Oskar Heinroth

German zoologist (1871-1945)

Oskar Heinroth (Mainz-Kastel, 1 March 1871 – Berlin, 31 May 1945) was a German biologist who was one of the founders of ethology.[1] Heinroth was director of the Berlin Zoo & Aquarium for over 30 years. He married twice, both times to colleagues: He was married to Magdalena (née Wiebe, 1904-1932) and, after her death, to Katharina (née Berger, 1933-1945).

His studies of behaviour in the Anatidae (ducks and geese) showed their instinctive behaviour patterns. He also rediscovered the phenomenon of imprinting, reported in the 19th century by Douglas Spalding but not followed up at the time. Heinroth showed that the behaviour of birds was characteristic of a species, as much as its anatomy.

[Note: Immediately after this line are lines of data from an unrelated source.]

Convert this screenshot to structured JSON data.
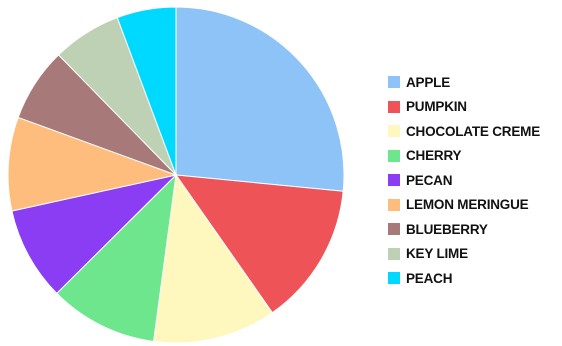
{
  "chart_data": {
    "type": "pie",
    "start_angle_deg": 0,
    "direction": "clockwise",
    "legend_position": "right",
    "slices": [
      {
        "label": "APPLE",
        "value": 28.0,
        "color": "#8EC3F7"
      },
      {
        "label": "PUMPKIN",
        "value": 14.5,
        "color": "#EE5457"
      },
      {
        "label": "CHOCOLATE CREME",
        "value": 12.5,
        "color": "#FEF8BF"
      },
      {
        "label": "CHERRY",
        "value": 11.0,
        "color": "#6EE68D"
      },
      {
        "label": "PECAN",
        "value": 9.5,
        "color": "#8A3DF2"
      },
      {
        "label": "LEMON MERINGUE",
        "value": 9.5,
        "color": "#FEBD7D"
      },
      {
        "label": "BLUEBERRY",
        "value": 7.5,
        "color": "#A77979"
      },
      {
        "label": "KEY LIME",
        "value": 7.0,
        "color": "#BED1B4"
      },
      {
        "label": "PEACH",
        "value": 6.0,
        "color": "#00D9FF"
      }
    ]
  }
}
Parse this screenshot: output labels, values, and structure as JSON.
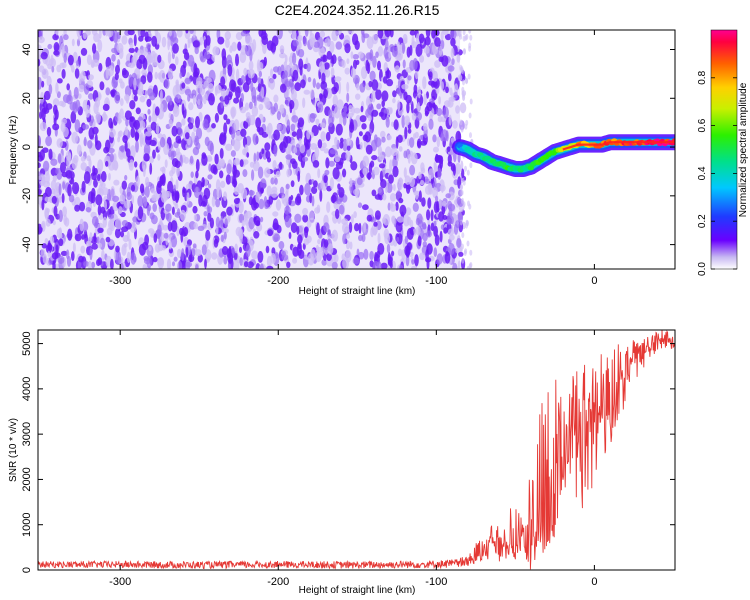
{
  "title": "C2E4.2024.352.11.26.R15",
  "colors": {
    "background": "#ffffff",
    "spectro_low": "#b39ddb",
    "spectro_mid": "#7b2ff7",
    "snr_line": "#e53935",
    "axis": "#000000"
  },
  "chart_data": [
    {
      "type": "heatmap",
      "title": "C2E4.2024.352.11.26.R15",
      "xlabel": "Height of straight line (km)",
      "ylabel": "Frequency (Hz)",
      "xlim": [
        -352,
        51
      ],
      "ylim": [
        -50,
        48
      ],
      "x_ticks": [
        -300,
        -200,
        -100,
        0
      ],
      "y_ticks": [
        -40,
        -20,
        0,
        20,
        40
      ],
      "noise_region_x": [
        -352,
        -85
      ],
      "signal_trace": {
        "x": [
          -85,
          -80,
          -75,
          -70,
          -65,
          -60,
          -55,
          -50,
          -45,
          -40,
          -35,
          -30,
          -25,
          -20,
          -15,
          -10,
          -5,
          0,
          5,
          10,
          15,
          20,
          25,
          30,
          35,
          40,
          45,
          51
        ],
        "freq": [
          0,
          -1,
          -3,
          -4,
          -6,
          -7,
          -8,
          -9,
          -9,
          -8,
          -6,
          -4,
          -2,
          -1,
          0,
          1,
          1,
          1,
          1,
          2,
          2,
          2,
          2,
          2,
          2,
          2,
          2,
          2
        ],
        "amplitude": [
          0.3,
          0.4,
          0.45,
          0.5,
          0.5,
          0.5,
          0.55,
          0.5,
          0.5,
          0.55,
          0.6,
          0.6,
          0.65,
          0.7,
          0.75,
          0.85,
          0.8,
          0.9,
          0.95,
          0.9,
          0.95,
          1.0,
          0.95,
          0.95,
          1.0,
          1.0,
          1.0,
          1.0
        ]
      },
      "colorbar": {
        "label": "Normalized spectral amplitude",
        "range": [
          0,
          1
        ],
        "ticks": [
          "0.0",
          "0.2",
          "0.4",
          "0.6",
          "0.8"
        ],
        "tick_values": [
          0,
          0.2,
          0.4,
          0.6,
          0.8
        ]
      }
    },
    {
      "type": "line",
      "xlabel": "Height of straight line (km)",
      "ylabel": "SNR (10 * v/v)",
      "xlim": [
        -352,
        51
      ],
      "ylim": [
        0,
        5300
      ],
      "x_ticks": [
        -300,
        -200,
        -100,
        0
      ],
      "y_ticks": [
        0,
        1000,
        2000,
        3000,
        4000,
        5000
      ],
      "series": [
        {
          "x": [
            -352,
            -300,
            -250,
            -200,
            -150,
            -100,
            -80,
            -75,
            -70,
            -65,
            -60,
            -55,
            -50,
            -45,
            -40,
            -35,
            -30,
            -25,
            -20,
            -15,
            -10,
            -5,
            0,
            5,
            10,
            15,
            20,
            25,
            30,
            35,
            40,
            45,
            51
          ],
          "y": [
            120,
            120,
            110,
            120,
            110,
            130,
            150,
            300,
            500,
            600,
            500,
            700,
            600,
            800,
            500,
            1000,
            1600,
            2000,
            2500,
            2700,
            3000,
            3200,
            3300,
            3500,
            3800,
            4100,
            4400,
            4600,
            4800,
            4900,
            5000,
            5100,
            5000
          ],
          "envelope_high": [
            200,
            210,
            220,
            210,
            220,
            230,
            300,
            600,
            900,
            1000,
            1100,
            1300,
            1500,
            1200,
            2300,
            3500,
            4200,
            4700,
            4000,
            4400,
            4500,
            4600,
            4700,
            4800,
            4900,
            5000,
            5100,
            5100,
            5200,
            5200,
            5300,
            5300,
            5200
          ],
          "envelope_low": [
            40,
            40,
            40,
            40,
            40,
            40,
            60,
            100,
            150,
            200,
            150,
            250,
            200,
            300,
            100,
            300,
            400,
            600,
            800,
            1000,
            1200,
            1500,
            1800,
            2200,
            2700,
            3200,
            3700,
            4100,
            4400,
            4600,
            4800,
            4900,
            4800
          ]
        }
      ]
    }
  ]
}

His results were popularised by Konrad Lorenz, whose mentor he was. Lorenz regarded Heinroth as the true founder of the study of animal behaviour as a branch of zoology.

References change

  1. Tembrock, Günter 2001. Oskar Heinroth (1871–1945). In Ilse Jahn & Michael Schmitt (eds): Darwin & Co. Eine Geschichte der Biologie in Porträts. Beck, München, vol 2, 380–400. ISBN 3-406-44639-6

Sources change

  • Oskar Heinroth & Magdalena Heinroth 1924–1934. Die Vögel Mitteleuropas. Illustrated, 4 vols, Bermühler, Berlin.
  • Oskar Heinroth & Katharina Heinroth 1958. The birds. Ann Arbor: University of Michigan Press. ISBN 0-472-05005-2.